Kałuszyn, jak każde prowincjonalne miasteczko przechodzi niż demograficzny. W ubiegłym roku na 60 urodzeń przypadło 81 zgonów, a w pierwszej połowie 2005 roku ten stosunek wyniósł 27:31. Ludność gminy zmniejszyła się przez pół roku o 11 osób, co świadczy też o ujemnej migracji. W innych gminach nie jest lepiej, ale złoci jubilaci nie mają powodu do wstydu. Siedem par obecnych podczas uroczystości wręczenia prezydenckich medali ma 21 dzieci, 39 wnucząt i 13 prawnucząt.

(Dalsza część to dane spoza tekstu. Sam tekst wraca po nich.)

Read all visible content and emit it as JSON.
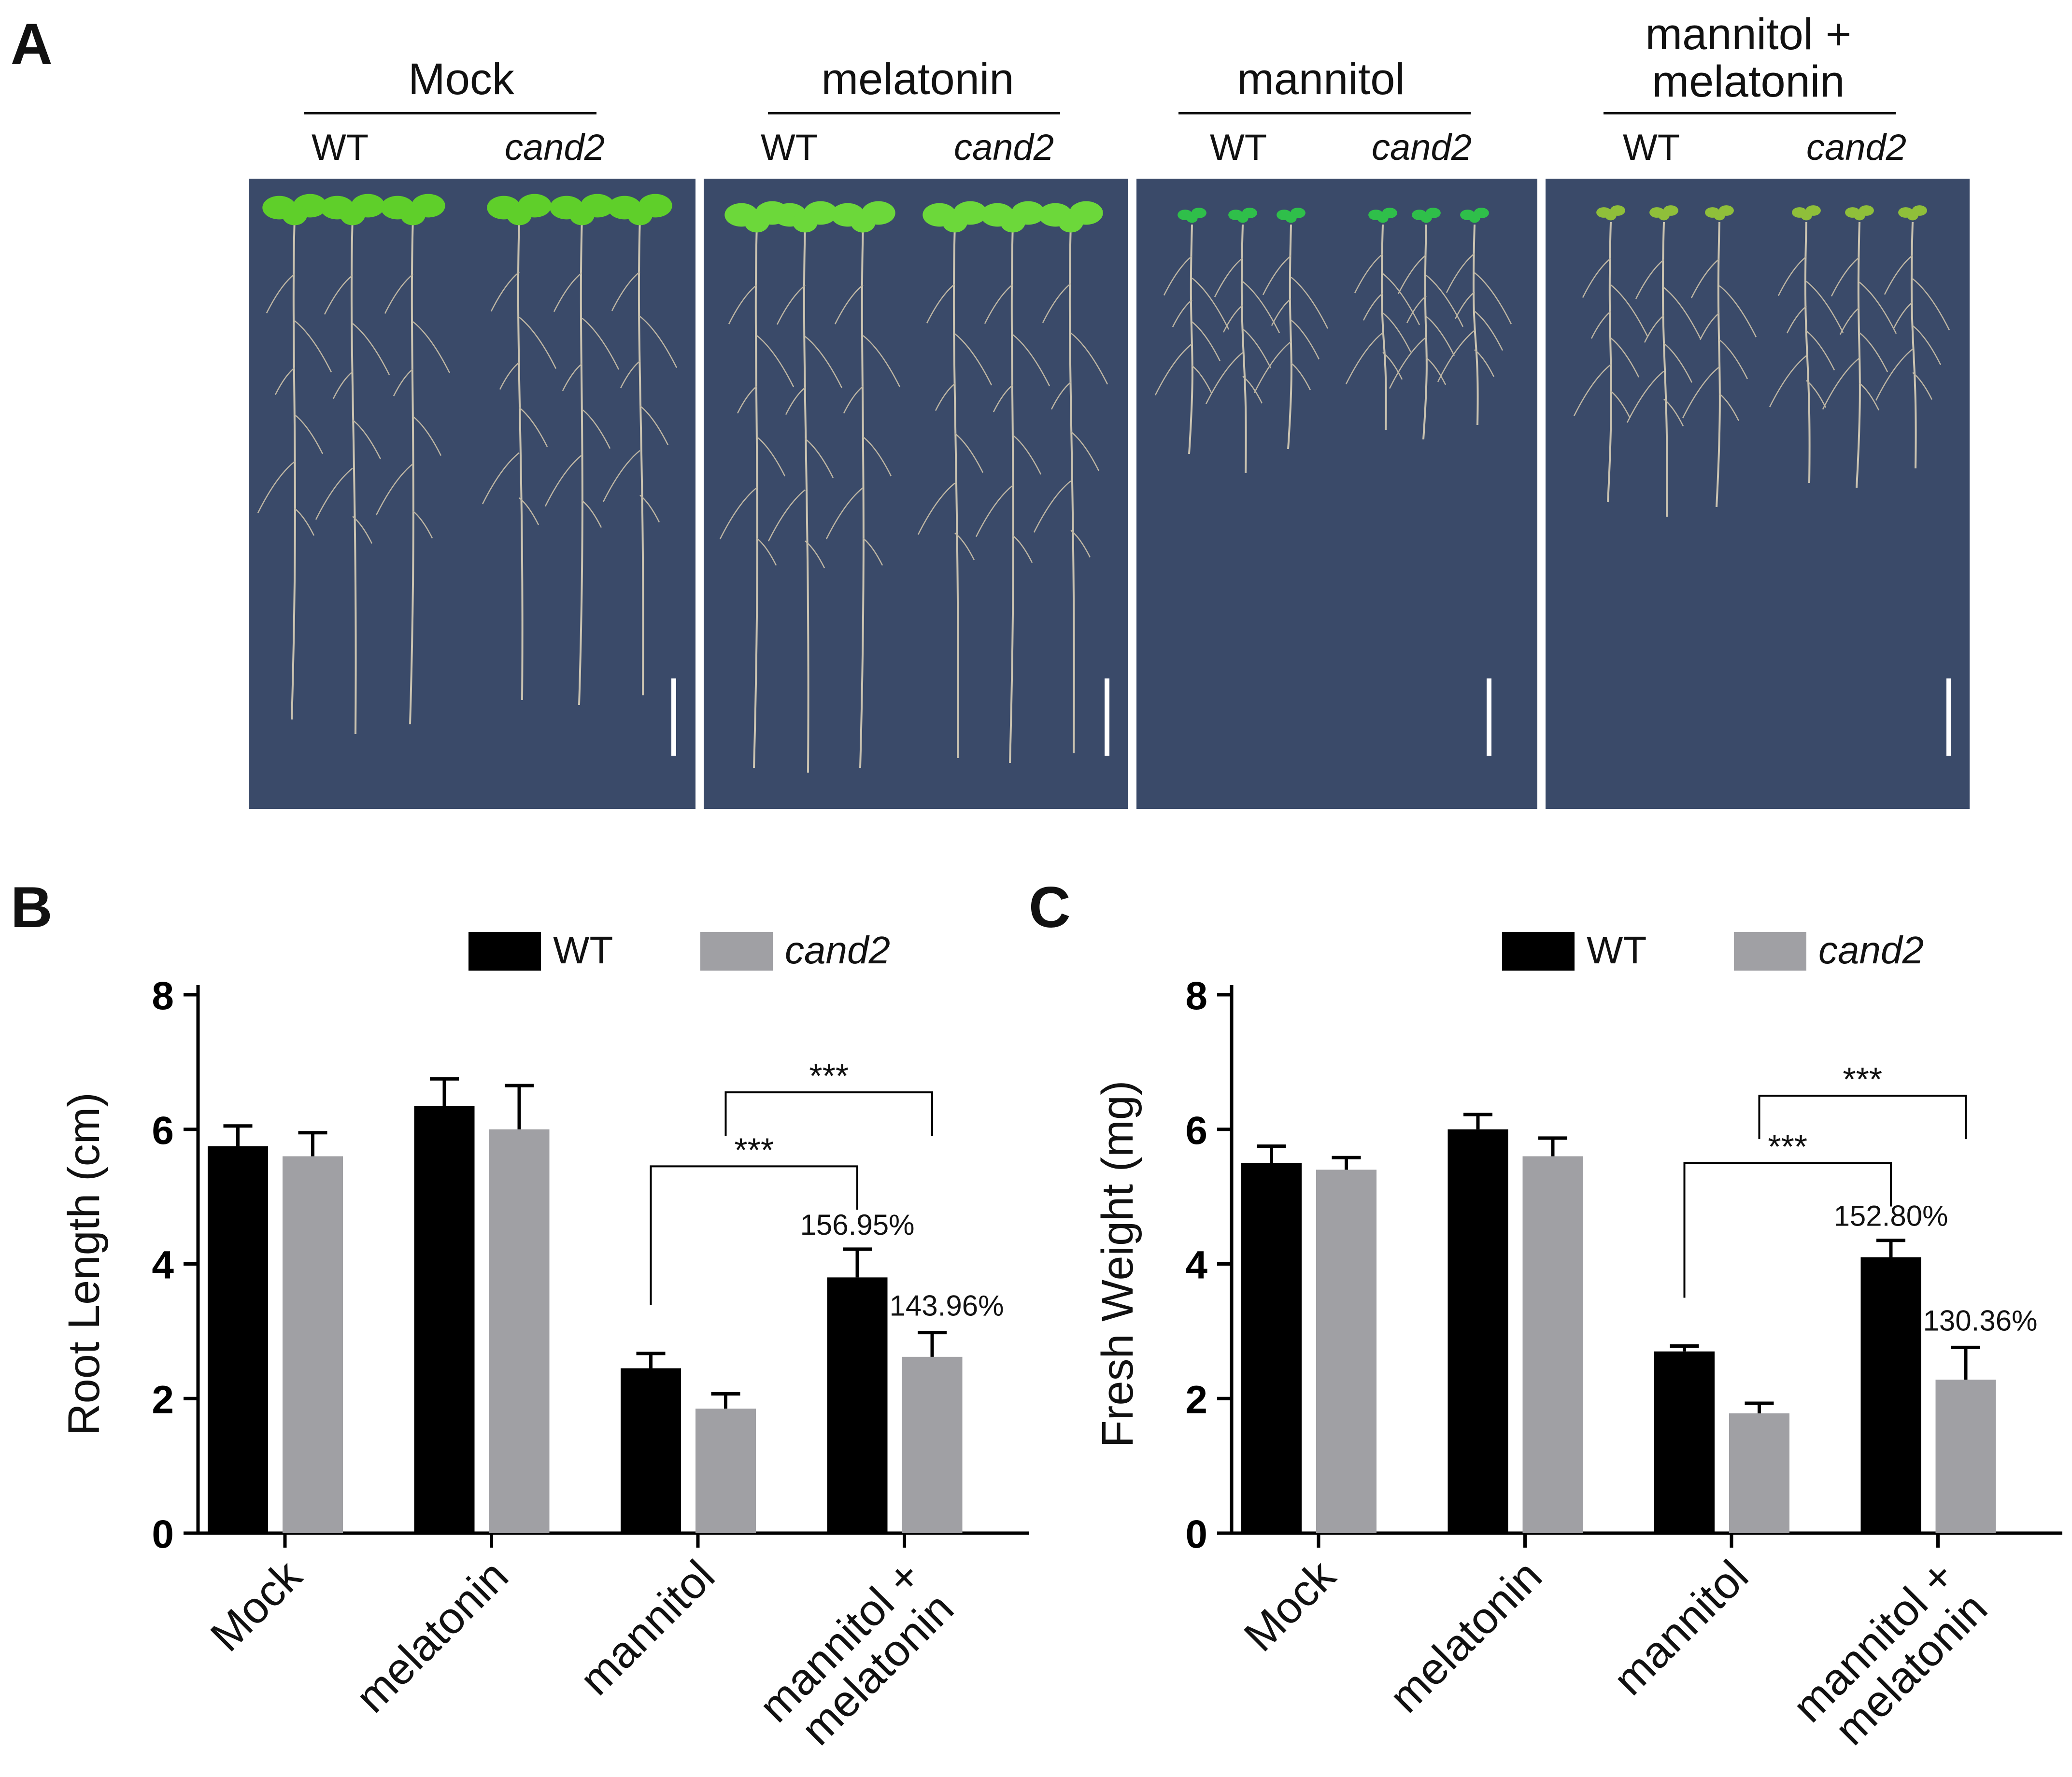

Na doroczną uroczystość burmistrz Zofia Wołkiewicz zaprosiła do domu kultury dziewięć jubileuszowych par – trzy z Kałuszyna, dwie ze Starych Groszk (nieobecne) i po jednej z Leonowa, Olszewic, Gołębiówki i Nowych Groszk. Przy wręczaniu medali za długoletnie pożycie małżeńskie towarzyszyła jej sekretarz UM Henryka Sęktas i przewodniczący rady – Janusz Pełka obdarowujący jubilatów kwiatami. Wspólna fotografia i lampka szampana wcale nie ostudziły rozgrzanej upałem sali, więc deklaracje władzy o klimatyzacji nie muszą być wcale płonne.
Jubilaci trzymali się dzielnie, wspomagając się ciastem i owocami oraz oklaskując kałuszyńską młodzież, która zdobyła się na ambitny program artystyczny. Jakby chcąc dorównać pani burmistrz gratulującej złotożeńcom umiejętności budowania w rodzinach szczęścia osobistego i społecznego.
A młodzież uzupełniła to małżeńskie credo w recytowane i śpiewane cytaty z Kochanowskiego, Różewicza, Szymborskiej i Twardowskiego. Najgłośniej oklaskiwano dwa uśmiechy w jednym sercu oraz wzajemne przywłaszczanie się i wywłaszczanie. Umiejętność wyzbywania się egoizmu i toleracji przydała się przez ponad 18 tysięcy dni i nocy, gdy cieszyli się sobą i dziećmi. Mieli ich po dwoje-troje, a na czworo zdobyli się państwo Jędrzejkiewiczowie z Kałuszyna i Wójcikowie z Gołębiówki. Dziewięć par dochowało się 94 potomków, w tym 26 dzieci, 53 wnucząt i 15 prawnucząt.
W ogóle Genowefa i Stefan Jędrzejkiewiczowie pobrali się w 1943 roku, a jeszcze wcześniej (w ’41) Sabina i Władysław Grabarkowie. Na szczęście odnaleźli się w księgach USC i mogli (choć z 12-14 letnim opóźnieniem) świętować brylantowe gody. Pani Sabina była w dniu ślubu najmłodszą, 18-letnią panną młodą, a jej wybranek – najmłodszym, 23-letnim mężem. Najdłużej z ożenkiem czekał Antoni Dębowski z Olszewic, który jako 30-latek poślubił 20-letnią Walerię. Pozostali nowożeńcy mieli od 19 do 26 lat. Dziś nie wyglądają na 70- czy 80-latków i gdyby ktoś zagrał do tańca, nie zważaliby na upał.
Wśród jubilatów wyróżniali się Teresa i Eugeniusz Kuleszowie otoczeni rodziną i przyjaciółmi. Pan Eugeniusz to organizator corocznych obchodów kałuszyńskiego Września, za co otrzymał powiatową statuetkę Laury.
W Mińsku Mazowieckim i okolicznych gminach ponad sto par rocznie święci złote gody. Większość samorządów godnie ich honoruje, organizując prawie weselne przyjęcia. Życzymy wszystkim jubilatom takiej pogody ducha, która przełamie niedostatki zdrowia, jak ich miłość przez pół wieku przełamywała konflikty.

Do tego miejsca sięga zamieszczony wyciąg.